Когда проходил день и Иоанну не случалось оказать кому-либо помощи, он почитал тот день потерянным и в глубокой горести произносил со слезами:
– В этот день я ничего не принес моему Искупителю за грехи свои! Однажды спросили его:
– Давать ли милостыню людям, которых заметили стоящими в хороших одеждах между нищими?
Иоанн ответствовал:
– Если вы Христовы и готовы слушать смиренного Иоанна, то подавайте, ибо Христос заповедал: Всякому просящему давать (ср.: Лк. 6, 30), и мы не свое даем, но Христово.

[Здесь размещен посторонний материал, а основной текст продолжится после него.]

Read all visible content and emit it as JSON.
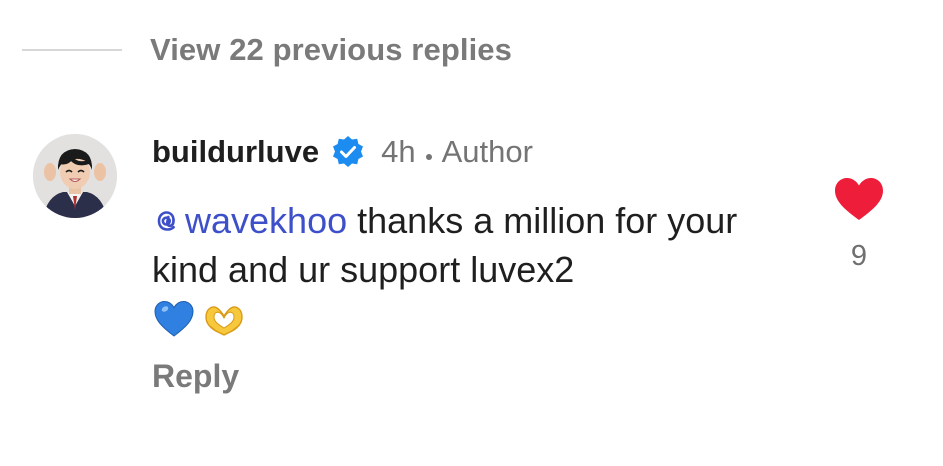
{
  "thread": {
    "view_replies_label": "View 22 previous replies"
  },
  "comment": {
    "username": "buildurluve",
    "verified": true,
    "time": "4h",
    "author_badge": "Author",
    "mention": "wavekhoo",
    "text": "thanks a million for your kind and ur support luvex2",
    "emojis": [
      "blue-heart",
      "heart-hands"
    ],
    "reply_label": "Reply",
    "likes": "9",
    "liked": true
  },
  "colors": {
    "like_heart": "#ee1d3a",
    "verified_badge": "#1d8cf0",
    "mention": "#3d4fc9",
    "muted_text": "#7a7a7a"
  },
  "icons": {
    "verified": "verified-badge-icon",
    "mention": "threads-at-icon",
    "like": "heart-icon"
  }
}
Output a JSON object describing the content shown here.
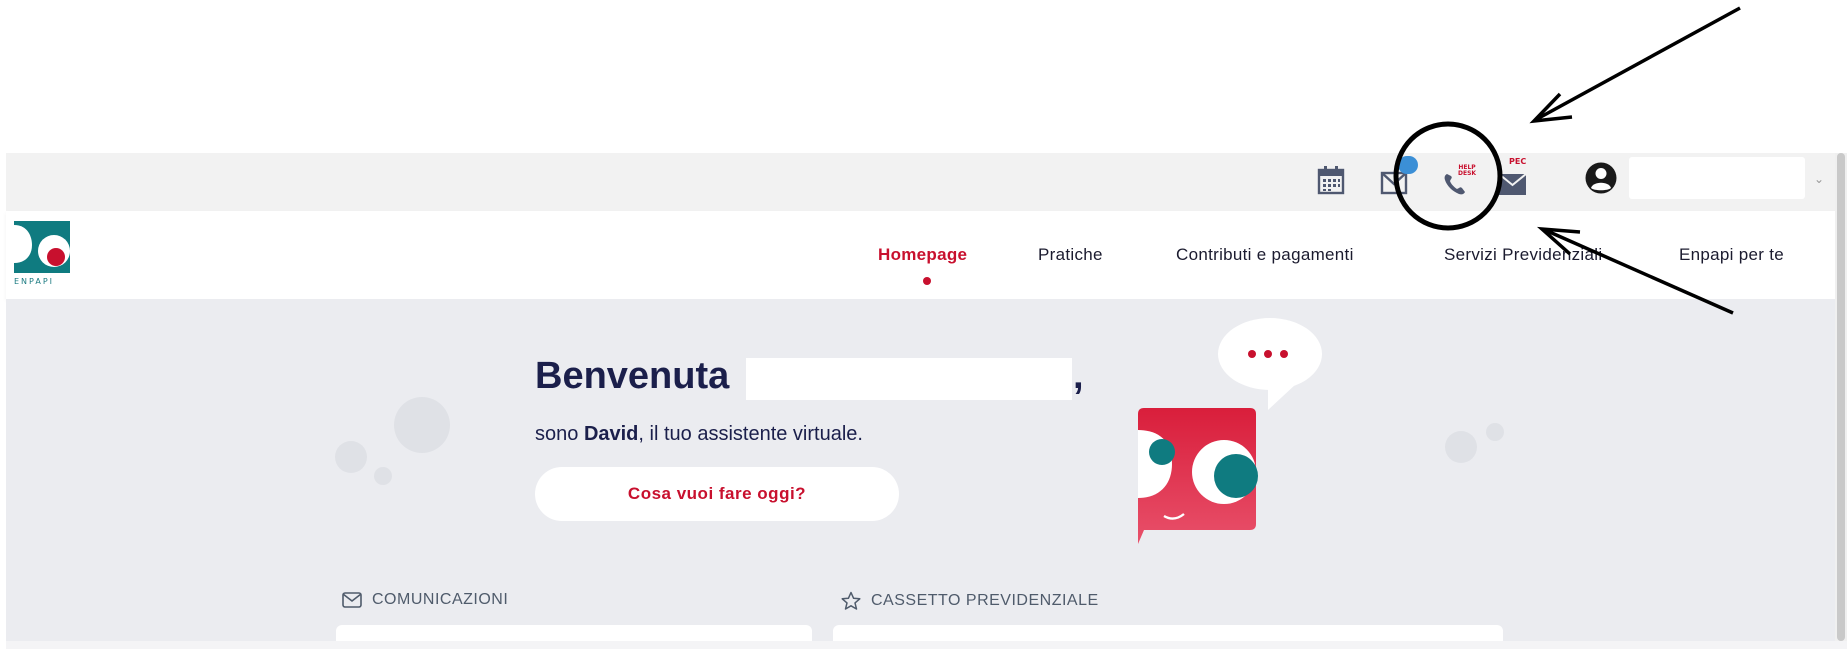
{
  "topbar": {
    "help_desk_label_line1": "HELP",
    "help_desk_label_line2": "DESK",
    "pec_label": "PEC",
    "icons": [
      "calendar-icon",
      "mail-notification-icon",
      "phone-help-desk-icon",
      "pec-mail-icon",
      "user-avatar-icon",
      "chevron-down-icon"
    ]
  },
  "logo": {
    "text": "ENPAPI"
  },
  "nav": {
    "items": [
      {
        "label": "Homepage"
      },
      {
        "label": "Pratiche"
      },
      {
        "label": "Contributi e pagamenti"
      },
      {
        "label": "Servizi Previdenziali"
      },
      {
        "label": "Enpapi per te"
      }
    ]
  },
  "hero": {
    "welcome": "Benvenuta",
    "comma": ",",
    "assistant_prefix": "sono ",
    "assistant_name": "David",
    "assistant_suffix": ", il tuo assistente virtuale.",
    "cta_label": "Cosa vuoi fare oggi?"
  },
  "sections": {
    "comunicazioni": "COMUNICAZIONI",
    "cassetto": "CASSETTO PREVIDENZIALE"
  },
  "colors": {
    "accent": "#c8102e",
    "teal": "#0f7b80",
    "navy": "#1b1f4b",
    "badge": "#3b8fd6"
  }
}
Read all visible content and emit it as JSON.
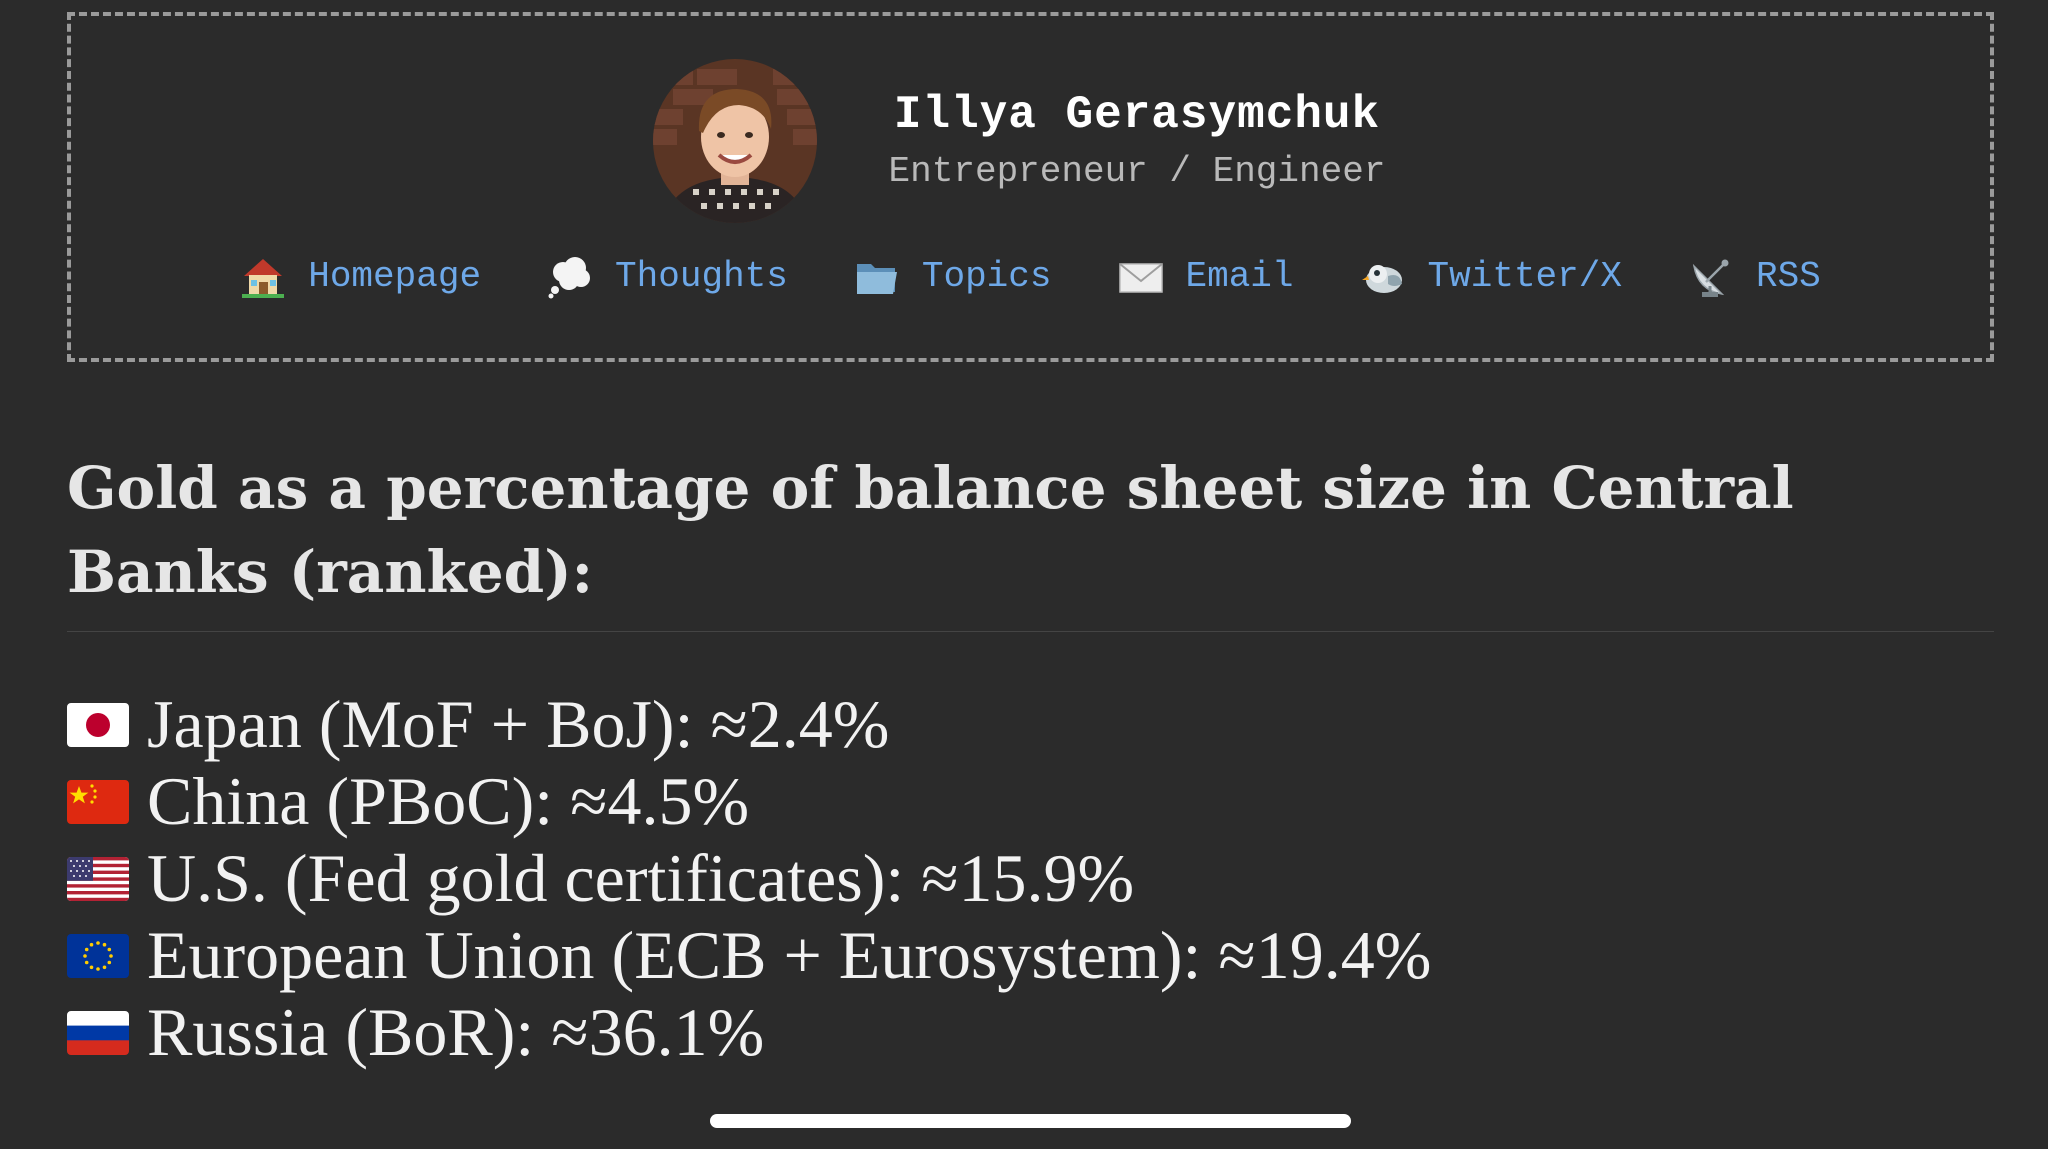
{
  "profile": {
    "name": "Illya Gerasymchuk",
    "role": "Entrepreneur / Engineer"
  },
  "nav": {
    "items": [
      {
        "label": "Homepage",
        "icon": "house-icon"
      },
      {
        "label": "Thoughts",
        "icon": "thought-bubble-icon"
      },
      {
        "label": "Topics",
        "icon": "folder-icon"
      },
      {
        "label": "Email",
        "icon": "envelope-icon"
      },
      {
        "label": "Twitter/X",
        "icon": "bird-icon"
      },
      {
        "label": "RSS",
        "icon": "satellite-antenna-icon"
      }
    ]
  },
  "article": {
    "title": "Gold as a percentage of balance sheet size in Central Banks (ranked):",
    "items": [
      {
        "flag": "japan-flag-icon",
        "text": "Japan (MoF + BoJ): ≈2.4%"
      },
      {
        "flag": "china-flag-icon",
        "text": "China (PBoC): ≈4.5%"
      },
      {
        "flag": "usa-flag-icon",
        "text": "U.S. (Fed gold certificates): ≈15.9%"
      },
      {
        "flag": "eu-flag-icon",
        "text": "European Union (ECB + Eurosystem): ≈19.4%"
      },
      {
        "flag": "russia-flag-icon",
        "text": "Russia (BoR): ≈36.1%"
      }
    ]
  },
  "colors": {
    "background": "#2b2b2b",
    "link": "#6ea8e8",
    "text": "#f2f2f2",
    "muted": "#b9b9b9"
  }
}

Однажды святой Иоанн, по обыкновению, шел навестить больных; на дороге встречает его странник и просит милостыни; святитель повелел своему слуге дать ему шесть серебряных монет. Получив их, странник удаляется, переменяет одежду, и обошедши святого Иоанна другим путем, опять предстает пред ним и, называя себя пленником, снова просит подаяния. Святитель и в другой раз повелевает дать ему шесть серебряных монет; и когда слуга заметил при этом, что нищий уже раз получил от него подаяние, Иоанн, будто не слыша его слов, повторил приказание, и оно было исполнено.
Продолжая путь далее, он опять видит перед собой прежнего нищего, который, снова изменив одежду, в третий раз является к нему за милостыней. Слуга сказал на ухо архипастырю, что это тот самый нищий, который два раза уже взял по шести сребреников, но святой Иоанн возразил ему на это: «Не Господь ли это искушает меня?» – и повелел слуге дать нищему двенадцать монет.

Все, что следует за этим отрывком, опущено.